Auch wenn unser Urlaub wettertechnisch nicht perfekt gewesen ist, so hatten wir eine unvergesslich schöne Zeit. Der Vorteil der Regentage lag eindeutig darin, dass wir die erste Woche wirklich entspannt erlebt haben. Wir haben lange im Bett gelümmelt, ewig und spät gefrühstückt und konnten den gesamten Tagesablauf ruhig angehen lassen. Bei sonnigem Wetter habe ich nämlich immer das Gefühl etwas zu verpassen und möchte möglichst viele Stunden intensiv etwas erleben. Geht’s euch eigentlich auch so?
Vielleicht kann ich hier jemanden mit unserem Urlaub und all den Erlebnissen und Erfahrungen inspirieren. Das würde mich freuen. Glücklich bin ich aber auch in jedem Fall, dass dieser Urlaub nun Platz in diesem “Album” gefunden hat.
Mit dem kommenden Post in der nächsten Woche wird es dann wieder kleidsam,
alles Liebe Birgit
Liebe Birgit
Spätestens beim letzten Beitrag wurde es mir bei Deiner Routenbeschreibung mulmig,
Das war “Abenteuer pur”!
Ich hätte die Gradwanderung nicht geschafft. Erstens bin ich nicht schwindelfrei und zweitens auch nicht mutig genug.
Es verunglücken jedes Jahr viele Wanderer in den Bergen tödlich.
Gerade wenn man sich dieser Gefahr bewusst wird, kommt die Angst hinzu. Das kann zusätzlich noch verunsichern.
Hat man diese Herausforderung allerdings gemeistert, stellt sich ein unbeschreibliches Glücksgefühl ein.

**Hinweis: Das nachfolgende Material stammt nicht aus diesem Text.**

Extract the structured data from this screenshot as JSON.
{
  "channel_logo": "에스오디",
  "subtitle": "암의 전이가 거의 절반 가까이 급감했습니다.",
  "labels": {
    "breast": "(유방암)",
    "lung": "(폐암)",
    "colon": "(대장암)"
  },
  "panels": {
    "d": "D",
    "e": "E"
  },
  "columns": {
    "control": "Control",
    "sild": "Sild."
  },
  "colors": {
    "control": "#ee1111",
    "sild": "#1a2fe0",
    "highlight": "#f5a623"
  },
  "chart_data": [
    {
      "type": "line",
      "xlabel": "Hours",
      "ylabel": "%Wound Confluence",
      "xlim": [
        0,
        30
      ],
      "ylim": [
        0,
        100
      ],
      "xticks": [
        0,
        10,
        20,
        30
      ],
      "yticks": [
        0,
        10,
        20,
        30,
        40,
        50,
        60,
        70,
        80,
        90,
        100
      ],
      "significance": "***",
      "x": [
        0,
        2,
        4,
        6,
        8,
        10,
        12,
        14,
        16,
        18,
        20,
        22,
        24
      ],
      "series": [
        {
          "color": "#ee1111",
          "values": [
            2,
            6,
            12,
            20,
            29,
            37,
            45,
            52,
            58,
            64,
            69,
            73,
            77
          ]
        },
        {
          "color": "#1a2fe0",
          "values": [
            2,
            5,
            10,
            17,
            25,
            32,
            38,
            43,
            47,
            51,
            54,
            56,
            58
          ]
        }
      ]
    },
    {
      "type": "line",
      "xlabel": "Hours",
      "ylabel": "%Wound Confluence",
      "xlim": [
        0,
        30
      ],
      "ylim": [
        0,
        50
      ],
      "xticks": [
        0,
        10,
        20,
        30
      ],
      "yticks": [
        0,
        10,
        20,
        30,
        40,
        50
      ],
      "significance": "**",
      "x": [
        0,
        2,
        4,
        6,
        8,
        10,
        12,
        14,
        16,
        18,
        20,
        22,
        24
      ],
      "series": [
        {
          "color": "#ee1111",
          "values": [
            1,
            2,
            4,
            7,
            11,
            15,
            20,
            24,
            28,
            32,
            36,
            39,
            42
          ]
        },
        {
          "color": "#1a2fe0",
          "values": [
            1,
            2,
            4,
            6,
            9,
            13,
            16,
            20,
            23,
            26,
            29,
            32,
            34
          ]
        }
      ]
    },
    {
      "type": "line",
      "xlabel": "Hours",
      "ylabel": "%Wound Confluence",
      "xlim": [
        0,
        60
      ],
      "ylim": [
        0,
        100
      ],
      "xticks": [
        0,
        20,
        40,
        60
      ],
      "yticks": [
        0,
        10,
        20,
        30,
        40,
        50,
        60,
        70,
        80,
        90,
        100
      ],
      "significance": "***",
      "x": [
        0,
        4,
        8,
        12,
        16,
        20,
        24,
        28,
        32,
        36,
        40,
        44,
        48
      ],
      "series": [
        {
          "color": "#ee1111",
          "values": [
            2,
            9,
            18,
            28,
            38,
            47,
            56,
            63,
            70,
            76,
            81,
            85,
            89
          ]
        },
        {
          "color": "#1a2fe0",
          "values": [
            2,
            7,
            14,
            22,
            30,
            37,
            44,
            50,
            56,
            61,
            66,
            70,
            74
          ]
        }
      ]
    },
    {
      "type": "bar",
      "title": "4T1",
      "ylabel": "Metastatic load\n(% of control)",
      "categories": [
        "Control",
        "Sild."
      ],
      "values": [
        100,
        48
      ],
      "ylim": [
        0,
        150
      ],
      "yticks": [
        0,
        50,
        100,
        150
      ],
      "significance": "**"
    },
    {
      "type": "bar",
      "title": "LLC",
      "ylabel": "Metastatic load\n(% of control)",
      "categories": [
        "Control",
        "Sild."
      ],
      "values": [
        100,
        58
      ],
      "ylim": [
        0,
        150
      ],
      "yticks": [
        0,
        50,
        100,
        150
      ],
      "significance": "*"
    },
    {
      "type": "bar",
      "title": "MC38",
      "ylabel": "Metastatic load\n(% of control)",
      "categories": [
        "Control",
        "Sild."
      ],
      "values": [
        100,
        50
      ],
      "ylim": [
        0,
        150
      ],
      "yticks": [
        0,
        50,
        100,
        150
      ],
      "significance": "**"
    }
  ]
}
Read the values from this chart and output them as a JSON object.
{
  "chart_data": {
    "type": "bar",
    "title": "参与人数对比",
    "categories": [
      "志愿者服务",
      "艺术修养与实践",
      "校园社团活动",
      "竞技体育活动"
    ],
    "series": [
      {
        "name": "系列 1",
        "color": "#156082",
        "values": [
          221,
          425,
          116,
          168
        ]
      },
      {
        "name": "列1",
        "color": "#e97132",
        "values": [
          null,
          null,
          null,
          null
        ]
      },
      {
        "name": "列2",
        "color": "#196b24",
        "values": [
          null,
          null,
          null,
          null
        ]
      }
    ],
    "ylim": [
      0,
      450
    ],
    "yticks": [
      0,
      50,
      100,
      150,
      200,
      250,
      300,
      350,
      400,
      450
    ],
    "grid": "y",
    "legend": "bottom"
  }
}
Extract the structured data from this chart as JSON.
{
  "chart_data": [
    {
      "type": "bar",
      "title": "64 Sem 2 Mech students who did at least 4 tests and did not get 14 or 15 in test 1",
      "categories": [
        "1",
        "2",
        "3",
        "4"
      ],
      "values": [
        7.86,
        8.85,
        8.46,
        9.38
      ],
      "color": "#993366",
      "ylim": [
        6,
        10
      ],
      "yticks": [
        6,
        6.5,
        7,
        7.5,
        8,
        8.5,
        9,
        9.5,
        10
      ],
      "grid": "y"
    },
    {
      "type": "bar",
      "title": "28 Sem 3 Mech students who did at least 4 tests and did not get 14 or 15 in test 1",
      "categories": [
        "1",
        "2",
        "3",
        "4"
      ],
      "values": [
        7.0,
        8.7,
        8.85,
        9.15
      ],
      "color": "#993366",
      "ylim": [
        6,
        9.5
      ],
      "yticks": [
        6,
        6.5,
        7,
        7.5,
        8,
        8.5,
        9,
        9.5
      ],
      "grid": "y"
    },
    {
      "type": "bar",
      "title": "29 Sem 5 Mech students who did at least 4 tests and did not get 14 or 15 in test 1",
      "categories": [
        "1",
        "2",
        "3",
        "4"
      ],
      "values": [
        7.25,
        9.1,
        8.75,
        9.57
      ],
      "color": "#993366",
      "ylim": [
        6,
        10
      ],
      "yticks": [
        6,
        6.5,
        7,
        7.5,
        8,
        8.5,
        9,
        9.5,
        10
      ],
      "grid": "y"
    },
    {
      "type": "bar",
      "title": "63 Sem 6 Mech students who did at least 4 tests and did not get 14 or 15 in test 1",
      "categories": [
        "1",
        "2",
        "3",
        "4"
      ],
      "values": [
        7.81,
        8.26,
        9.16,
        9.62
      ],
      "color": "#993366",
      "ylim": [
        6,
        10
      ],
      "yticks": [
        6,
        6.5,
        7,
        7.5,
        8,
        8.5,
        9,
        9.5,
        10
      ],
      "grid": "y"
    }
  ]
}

Ich weiß, wovon ich rede, denn ich habe schon Ähnliches zusammen mit Freunden in den provenzalischen Alpen erlebt.
Eigentlich hatten wir nur einen 3wöchigen Urlaub am Fuße des Mont Ventoux geplant mit Sightseeing, französischen Märkten, Restaurantbesuchen und vor allem viel Entspannung.
Wir hatten uns mit unseren Freunden zu einer Kanu – Tour auf der Sorgue verabredet und wollten mit Ihnen auch kleine Wanderungen unternehmen.
Aus der kleinen Wanderung wurden dann mehrere längere.
Die Tour oberhalb des “Gorges de Venasque” hielt für uns mehrere gefährliche Passagen bereit.
Die Wanderung war als leicht klassifiziert. Keine Ahnung wie dann die mittelschweren oder schweren aussehen.
Aber das sind genau die Urlaube und Erlebnisse, an die man sich noch nach Jahren erinnert.
Euer Wanderurlaub mit den vielen schönen, anstrengenden und gefährlichen Momenten wird dazu zählen. Da bin ich mir ganz sicher!
Wie schön, dass Du uns an diesem tollen Erlebnis hast teilnehmen lassen!